Andrew Wildermuth, the captain of the men’s varsity team, says the game can get extremely competitive and aggressive at times.
Safety is important for both riders and horses. All players must wear a helmet, knee-high leather boots and knee pads. College teams are also required to wear either a face mask or safety goggles. Elbow pads and gloves are optional. Horses are outfitted with polo wraps and splint boots on their legs to prevent injury. Over-girths are straps wrapped over the top of the saddle to keep it fastened during the game. All gear, or “tack,” used either aids the rider in maintaining control or provides a safety feature to the rider or the horse.
A lot of dedication and time goes into a successful team. Commitment begins with caring for a fleet of horses. There are around 15 horses used by the club; 12 are regularly used, with two backup horses and one ref horse. An ideal polo horse is selected for speed and agility. These four-legged athletes must be able to turn quickly and maintain energy throughout a long game.
During the off-season the horses are kept at another location, said Chris Chun, a third-year student and one of the horse managers. When the team gets them back for practices they must be exercised back into shape like any other athlete. The horse managers are responsible for establishing and following a week-by-week exercise schedule and creating nutrition plans and vet appointments for the horses.
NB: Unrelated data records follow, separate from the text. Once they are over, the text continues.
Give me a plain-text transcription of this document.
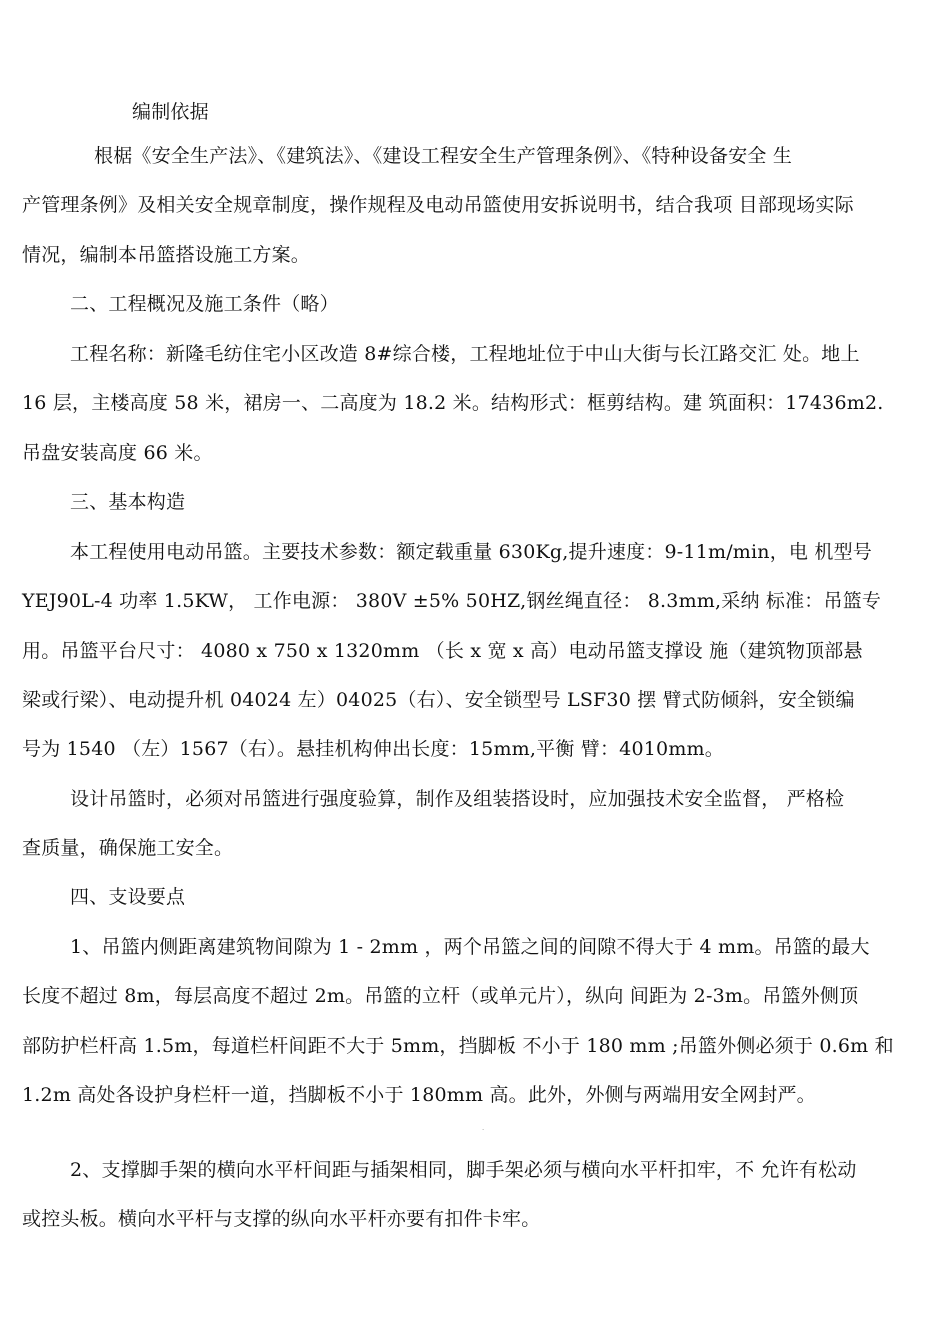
编制依据
根椐《安全生产法》、《建筑法》、《建设工程安全生产管理条例》、《特种设备安全 生
产管理条例》及相关安全规章制度，操作规程及电动吊篮使用安拆说明书，结合我项 目部现场实际
情况，编制本吊篮搭设施工方案。
二、工程概况及施工条件（略）
工程名称：新隆毛纺住宅小区改造 8#综合楼，工程地址位于中山大街与长江路交汇 处。地上
16 层，主楼高度 58 米，裙房一、二高度为 18.2 米。结构形式：框剪结构。建 筑面积：17436m2.
吊盘安装高度 66 米。
三、基本构造
本工程使用电动吊篮。主要技术参数：额定载重量 630Kg,提升速度：9-11m/min，电 机型号
YEJ90L-4 功率 1.5KW， 工作电源： 380V ±5% 50HZ,钢丝绳直径： 8.3mm,采纳 标准：吊篮专
用。吊篮平台尺寸： 4080 x 750 x 1320mm （长 x 宽 x 高）电动吊篮支撑设 施（建筑物顶部悬
梁或行梁）、电动提升机 04024 左）04025（右）、安全锁型号 LSF30 摆 臂式防倾斜，安全锁编
号为 1540 （左）1567（右）。悬挂机构伸出长度：15mm,平衡 臂：4010mm。
设计吊篮时，必须对吊篮进行强度验算，制作及组装搭设时，应加强技术安全监督， 严格检
查质量，确保施工安全。
四、支设要点
1、吊篮内侧距离建筑物间隙为 1 - 2mm ，两个吊篮之间的间隙不得大于 4 mm。吊篮的最大
长度不超过 8m，每层高度不超过 2m。吊篮的立杆（或单元片），纵向 间距为 2-3m。吊篮外侧顶
部防护栏杆高 1.5m，每道栏杆间距不大于 5mm，挡脚板 不小于 180 mm ;吊篮外侧必须于 0.6m 和
1.2m 高处各设护身栏杆一道，挡脚板不小于 180mm 高。此外，外侧与两端用安全网封严。
·
2、支撑脚手架的横向水平杆间距与插架相同，脚手架必须与横向水平杆扣牢，不 允许有松动
或控头板。横向水平杆与支撑的纵向水平杆亦要有扣件卡牢。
Two students are caretakers, meaning they must feed the horses every day and blanket them at night when it gets cold.
The team’s work does not stop at horse care. Mariel Bialy, the captain of the women’s varsity team, says she spends about 10 hours a week practicing.
“Time flies by when you’re with the horses,” Bialy says. Bialy is in her fourth year of competing for CSU and has been playing polo for nine years.
“Not everyone is as lucky as we are,” Magill said. The polo team at CSU was a major deciding factor for her when choosing a college.
Students can come watch and support these dedicated student athletes this week. The men’s team will be playing at home this Friday, Feb. 24 in the B.W. Pickett Arena at CSU’s equine center.